COLUMBUS, Kan. (AP) — Southeast Kansas and southwest Missouri are expected to profit from a national championship in sporting clays shooting taking place at Claythorne Lodge in Cherokee County.
The U.S. Open Sporting Clays Championship starts Monday and runs through Sunday. It is expected to draw shooters from up to 47 states and several countries, The Wichita Eagle reported (http://bit.ly/1jMblu1 ).
Officials from surrounding towns are ready to welcome the tournament’s 1,200 participants to area motels and restaurants.
“It’s happening in Parsons. It’s happening in Pittsburg. It’s happening in Joplin and all the small towns,” said Jim Zaleski, Labette County tourism director. “This is all money coming in from the outside. We’re going to see a real up-kick in sales tax revenues.”
Sporting clays tournaments are set up on sprawling courses that are designed to be different from other courses. Machines throw or roll various sizes and colors of targets to replicate hunting situations, such as pheasants flying above treetops or rabbits running across the prairie.
Joe Cantey, owner of a shooting sports course in South Carolina, said about 300 target throwers will be spread over about 600 acres. More than 1.24 million targets could be launched through the week.
“It’s absolutely one of the best facilities in the country,” Cantey said. “We’re always glad to come to (southeast) Kansas.”

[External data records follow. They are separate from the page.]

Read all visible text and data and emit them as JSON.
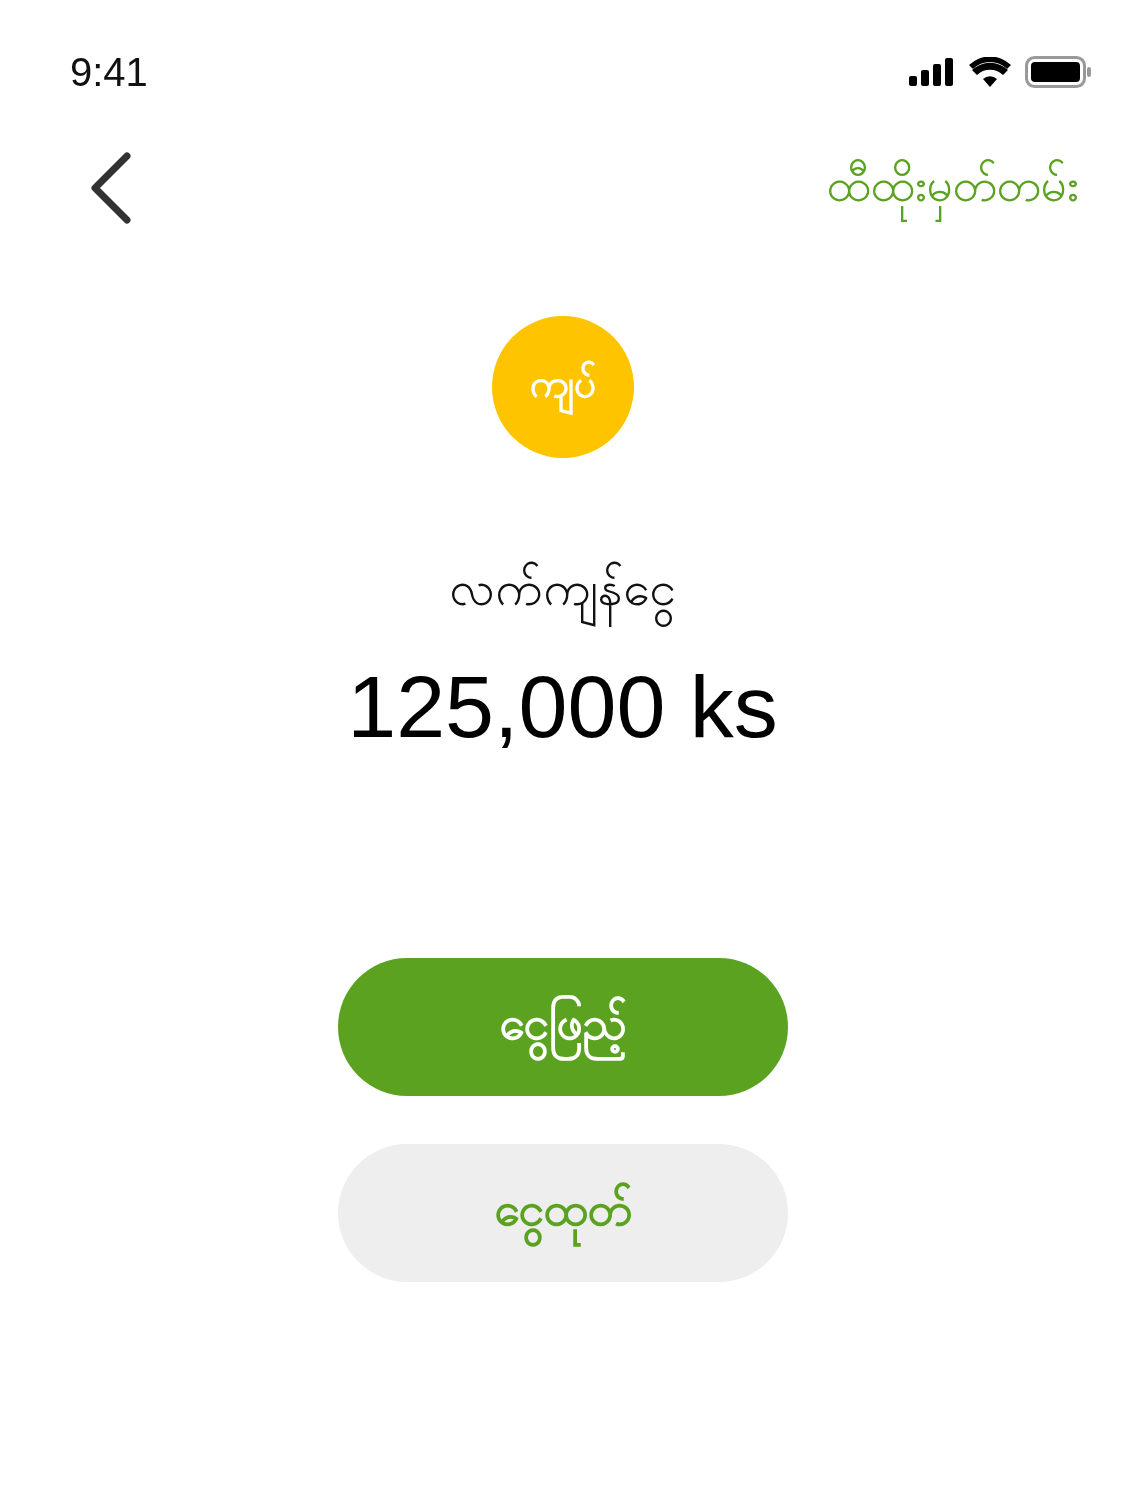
{
  "status_bar": {
    "time": "9:41"
  },
  "header": {
    "title": "ထီထိုးမှတ်တမ်း"
  },
  "balance": {
    "logo_text": "ကျပ်",
    "label": "လက်ကျန်ငွေ",
    "amount": "125,000 ks"
  },
  "buttons": [
    {
      "label": "ငွေဖြည့်",
      "kind": "primary"
    },
    {
      "label": "ငွေထုတ်",
      "kind": "secondary"
    }
  ]
}
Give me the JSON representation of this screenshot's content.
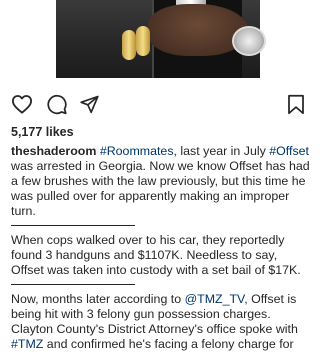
{
  "post": {
    "image_alt": "photo of a hand with jewelry and a watch",
    "likes": "5,177 likes",
    "username": "theshaderoom",
    "p1": {
      "tag1": "#Roommates",
      "t1": ", last year in July",
      "tag2": "#Offset",
      "t2": " was arrested in Georgia. Now we know Offset has had a few brushes with the law previously, but this time he was pulled over for apparently making an improper turn."
    },
    "p2": "When cops walked over to his car, they reportedly found 3 handguns and $1107K. Needless to say, Offset was taken into custody with a set bail of $17K.",
    "p3": {
      "t1": "Now, months later according to ",
      "mention": "@TMZ_TV",
      "t2": ", Offset is being hit with 3 felony gun possession charges. Clayton County's District Attorney's office spoke with ",
      "tag": "#TMZ",
      "t3": " and confirmed he's facing a felony charge for"
    }
  },
  "icons": {
    "like": "heart-icon",
    "comment": "comment-icon",
    "share": "share-icon",
    "save": "bookmark-icon"
  }
}
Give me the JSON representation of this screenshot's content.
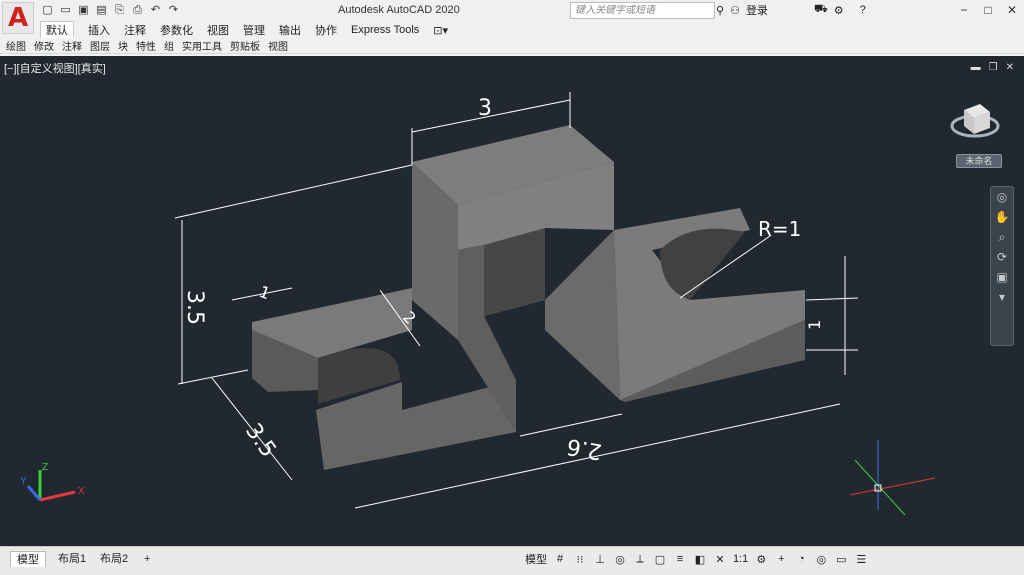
{
  "app": {
    "logo": "A",
    "title": "Autodesk AutoCAD 2020",
    "search_placeholder": "键入关键字或短语",
    "login_label": "登录"
  },
  "qat_icons": [
    "new-icon",
    "open-icon",
    "save-icon",
    "saveas-icon",
    "web-icon",
    "plot-icon",
    "undo-icon",
    "redo-icon"
  ],
  "ribbon": {
    "tabs": [
      "默认",
      "插入",
      "注释",
      "参数化",
      "视图",
      "管理",
      "输出",
      "协作",
      "Express Tools"
    ],
    "panels": [
      "绘图",
      "修改",
      "注释",
      "图层",
      "块",
      "特性",
      "组",
      "实用工具",
      "剪贴板",
      "视图"
    ]
  },
  "viewport": {
    "label": "[−][自定义视图][真实]",
    "wcs_label": "未命名",
    "background": "#212830"
  },
  "drawing": {
    "dims": [
      "3",
      "3.5",
      "3.5",
      "1",
      "2",
      "R=1",
      "1",
      "2.6"
    ]
  },
  "layout_tabs": [
    "模型",
    "布局1",
    "布局2",
    "+"
  ],
  "status": {
    "model_label": "模型",
    "scale": "1:1"
  }
}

More than 200 people work at the event, said Frieda Lancaster, who owns Claythorne Lodge along with her husband, Sam. The shooting stations will be monitored by more than 100 referees, who ensure shooters’ safety, operate the target machines and score whether the targets are hit. The scores for many different classifications of shooters are kept at a command center with specially programmed computers.
When they aren’t competing, the participants are likely to be exploring the region, Zaleski said.
“Not everybody shoots every day, so they’ll have some free time,” Zaleski said. “It’s great that at most events, like conferences, we get (visitors) for three days. These people will be here for a week or more.”